Foto: © Marcello Casal jr/Agência Brasil
Coluna do Prando no site do MyNews
Há dias, no Brasil e quiçá no mundo, repete-se a cena de um jovem que, após escalar os altos muros de um zoológico, consegue desce por uma árvore até a jaula da leoa Leona. O desfecho todos já sabem: o jovem foi morto em poucos minutos, diante de visitantes que, atônitos, acompanharam o ataque.
Imagens exibidas por um programa de televisão mostravam o ocorrido e, ao lado, um senhor comentou: “só sendo louco para fazer isso”. Pois bem, é aí que a história ganha outras dimensões. Gerson de Melo Machado, de 19 anos, conhecido como Vaqueirinho, teve uma longa trajetória de transtornos mentais e problemas com a Justiça, marcada por internações e prisões recorrentes. Poucas pessoas da família compareceram ao velório do jovem Gerson – além de alguns agentes do serviço social que, nos últimos anos, acompanharam seu quadro de saúde mental e ações judiciais. A Conselheira Tutelar Verônica Oliveira, que conhecia Gerson há nove anos, afirmou que “ele era muito mais do que o vídeo do parque.
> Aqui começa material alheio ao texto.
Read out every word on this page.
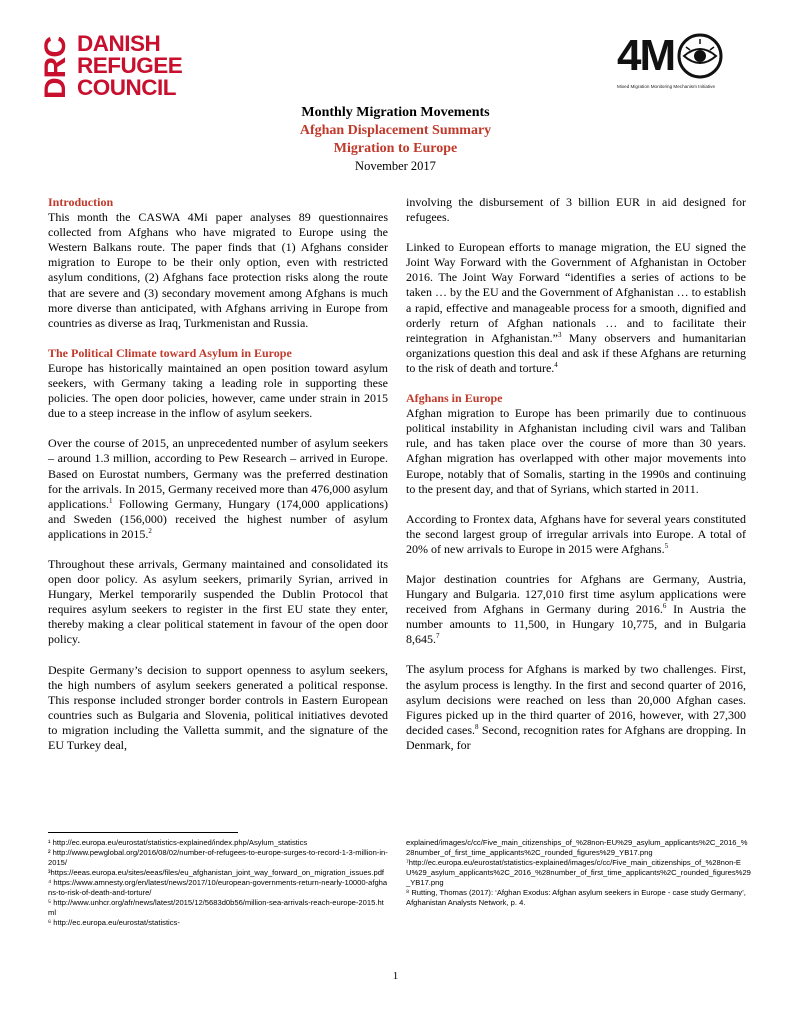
DRC DANISH
REFUGEE
COUNCIL
4M
Mixed Migration Monitoring Mechanism Initiative
Monthly Migration Movements
Afghan Displacement Summary
Migration to Europe
November 2017
Introduction

This month the CASWA 4Mi paper analyses 89 questionnaires collected from Afghans who have migrated to Europe using the Western Balkans route. The paper finds that (1) Afghans consider migration to Europe to be their only option, even with restricted asylum conditions, (2) Afghans face protection risks along the route that are severe and (3) secondary movement among Afghans is much more diverse than anticipated, with Afghans arriving in Europe from countries as diverse as Iraq, Turkmenistan and Russia.

The Political Climate toward Asylum in Europe

Europe has historically maintained an open position toward asylum seekers, with Germany taking a leading role in supporting these policies. The open door policies, however, came under strain in 2015 due to a steep increase in the inflow of asylum seekers.

Over the course of 2015, an unprecedented number of asylum seekers – around 1.3 million, according to Pew Research – arrived in Europe. Based on Eurostat numbers, Germany was the preferred destination for the arrivals. In 2015, Germany received more than 476,000 asylum applications.$^1$ Following Germany, Hungary (174,000 applications) and Sweden (156,000) received the highest number of asylum applications in 2015.$^2$

Throughout these arrivals, Germany maintained and consolidated its open door policy. As asylum seekers, primarily Syrian, arrived in Hungary, Merkel temporarily suspended the Dublin Protocol that requires asylum seekers to register in the first EU state they enter, thereby making a clear political statement in favour of the open door policy.

Despite Germany’s decision to support openness to asylum seekers, the high numbers of asylum seekers generated a political response. This response included stronger border controls in Eastern European countries such as Bulgaria and Slovenia, political initiatives devoted to migration including the Valletta summit, and the signature of the EU Turkey deal,

involving the disbursement of 3 billion EUR in aid designed for refugees.

Linked to European efforts to manage migration, the EU signed the Joint Way Forward with the Government of Afghanistan in October 2016. The Joint Way Forward “identifies a series of actions to be taken … by the EU and the Government of Afghanistan … to establish a rapid, effective and manageable process for a smooth, dignified and orderly return of Afghan nationals … and to facilitate their reintegration in Afghanistan.”$^3$ Many observers and humanitarian organizations question this deal and ask if these Afghans are returning to the risk of death and torture.$^4$

Afghans in Europe

Afghan migration to Europe has been primarily due to continuous political instability in Afghanistan including civil wars and Taliban rule, and has taken place over the course of more than 30 years. Afghan migration has overlapped with other major movements into Europe, notably that of Somalis, starting in the 1990s and continuing to the present day, and that of Syrians, which started in 2011.

According to Frontex data, Afghans have for several years constituted the second largest group of irregular arrivals into Europe. A total of 20% of new arrivals to Europe in 2015 were Afghans.$^5$

Major destination countries for Afghans are Germany, Austria, Hungary and Bulgaria. 127,010 first time asylum applications were received from Afghans in Germany during 2016.$^6$ In Austria the number amounts to 11,500, in Hungary 10,775, and in Bulgaria 8,645.$^7$

The asylum process for Afghans is marked by two challenges. First, the asylum process is lengthy. In the first and second quarter of 2016, asylum decisions were reached on less than 20,000 Afghan cases. Figures picked up in the third quarter of 2016, however, with 27,300 decided cases.$^8$ Second, recognition rates for Afghans are dropping. In Denmark, for

¹ http://ec.europa.eu/eurostat/statistics-explained/index.php/Asylum_statistics
² http://www.pewglobal.org/2016/08/02/number-of-refugees-to-europe-surges-to-record-1-3-million-in-2015/
³https://eeas.europa.eu/sites/eeas/files/eu_afghanistan_joint_way_forward_on_migration_issues.pdf
⁴ https://www.amnesty.org/en/latest/news/2017/10/european-governments-return-nearly-10000-afghans-to-risk-of-death-and-torture/
⁵ http://www.unhcr.org/afr/news/latest/2015/12/5683d0b56/million-sea-arrivals-reach-europe-2015.html
⁶ http://ec.europa.eu/eurostat/statistics-
explained/images/c/cc/Five_main_citizenships_of_%28non-EU%29_asylum_applicants%2C_2016_%28number_of_first_time_applicants%2C_rounded_figures%29_YB17.png
⁷http://ec.europa.eu/eurostat/statistics-explained/images/c/cc/Five_main_citizenships_of_%28non-EU%29_asylum_applicants%2C_2016_%28number_of_first_time_applicants%2C_rounded_figures%29_YB17.png
⁸ Rutting, Thomas (2017): ‘Afghan Exodus: Afghan asylum seekers in Europe - case study Germany’, Afghanistan Analysts Network, p. 4.
1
Ele era um menino abandonado, adoecido, negligenciado por todo o sistema. O que aconteceu no domingo foi a última etapa de uma tragédia anunciada”. Um outro senhor, que travou contato com Gerson durante sua privação de liberdade, afirmou que seu comportamento era de uma criança de cinco anos – uma mentalidade infantil. Há, inclusive, na família de Gerson, histórico de transtornos mentais – como, por exemplo, o de sua mãe.
Agora, após o ocorrido, as instituições públicas municipais, de João Pessoa buscam, dada a repercussão do fato, apresentar explicações e documentos para indicar que não houve descaso ou abandono. Já ocorrem – e continuarão por algum tempo – debates e discussões na televisão acerca da saúde mental, da segurança do parque (zoológico), da situação da leoa, de seu acompanhamento após o estresse sofrido. Não me esqueço de uma cena, gravada anteriormente: das veterinárias, funcionárias do local, acariciando a leoa para demonstrar que ela é bem tratada – em suas palavras “Leona é muito mimada” – e que o ataque fatal foi reação instintiva da espécie após a invasão de seu espaço.
Thomas Hobbes, autor clássico da Política, asseverou em sua obra “O Leviatã”, que, anteriormente à existência da sociedade e do poder político, os seres humanos viviam no “estado de natureza”, onde todos eram iguais e livres; iguais na força e inteligência e livres para usar esse poder como bem entendessem. Contudo, isso, segundo o autor inglês, gerava uma “guerra de todos contra todos”, já que cada um pode, com ou sem razão, se sentir poderoso, perseguido ou traído. Retomando a ideia de Plauto (“homo homini lúpus” – o homem é o lobo do homem) – Hobbes alude ao fato de que o maior risco aos homens não são as feras na natureza, mas os outros homens.
A morte de Gerson não é uma história de selvageria animal. Não mesmo. É uma triste história de falhas estruturais no bojo de nossa sociedade e, não raro, de omissões coletivas e ausência de políticas públicas de saúde mental capazes chegar eficientemente aos seus destinatários, especialmente, jovens pobres e com histórico de vulnerabilidades sociais. A leoa fez o que um animal faz. A sociedade, porém, não fez o que deveria fazer: acolher, cuidar, tratar e direcionar a tempo para as instituições públicas especializadas.
A leoa Leona, em breve, será visitada e muitas fotos e selfies serão feitas. Gerson só será mais um, esquecido, superado por tantos outros na mesma situação ou até pior.